Enchant plans to use technology previously tested at a carbon capture facility near Houston, completed in 2017 with help from an Energy Department grant. There, exhaust from a coal plant is run through chemicals that bind to the carbon dioxide, which is then piped to nearby oil wells.

But Enchant’s project would be more than quadruple the size, and the company still needs to negotiate with the plant’s current owners, find buyers for its electricity and carbon, and bring in investors. Enchant recently began working with Bank of America to advise it through the process.

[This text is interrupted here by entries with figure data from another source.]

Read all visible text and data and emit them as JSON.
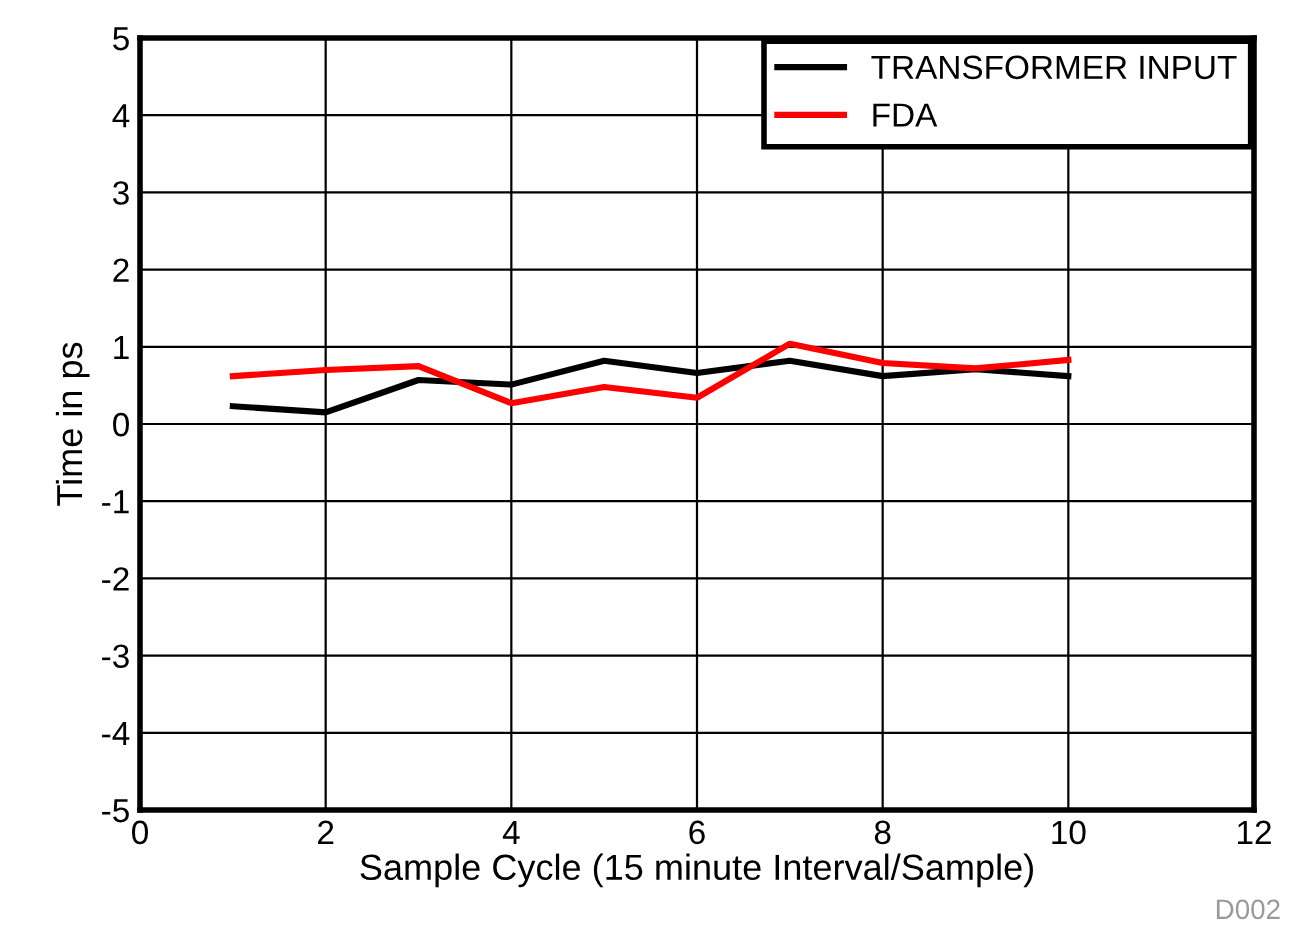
{
  "chart_data": {
    "type": "line",
    "xlabel": "Sample Cycle (15 minute Interval/Sample)",
    "ylabel": "Time in ps",
    "x": [
      1,
      2,
      3,
      4,
      5,
      6,
      7,
      8,
      9,
      10
    ],
    "series": [
      {
        "name": "TRANSFORMER INPUT",
        "color": "#000000",
        "values": [
          0.23,
          0.15,
          0.57,
          0.51,
          0.82,
          0.66,
          0.82,
          0.62,
          0.71,
          0.62
        ]
      },
      {
        "name": "FDA",
        "color": "#ff0000",
        "values": [
          0.62,
          0.7,
          0.75,
          0.27,
          0.48,
          0.34,
          1.04,
          0.79,
          0.72,
          0.83
        ]
      }
    ],
    "xlim": [
      0,
      12
    ],
    "xticks": [
      0,
      2,
      4,
      6,
      8,
      10,
      12
    ],
    "ylim": [
      -5,
      5
    ],
    "yticks": [
      -5,
      -4,
      -3,
      -2,
      -1,
      0,
      1,
      2,
      3,
      4,
      5
    ],
    "grid": true,
    "legend": "top right",
    "marker": "none",
    "line_style": "solid",
    "annotations": [
      "D002"
    ]
  }
}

“I’m a big fan of more wind and solar,” Mr. Mandelstam, a former wind developer, said. “But we haven’t yet figured out how to run a grid entirely on renewable energy. Until that happens, this project offers a reasonable way to keep the lights on, preserve jobs, and reduce the plant’s environmental impact.”

It remains unclear how many carbon capture projects will actually get built, particularly as Covid-19 roils the economy and oil prices plummet. The clock is ticking: Under current rules, the projects need to begin construction before 2024 to claim the tax credit.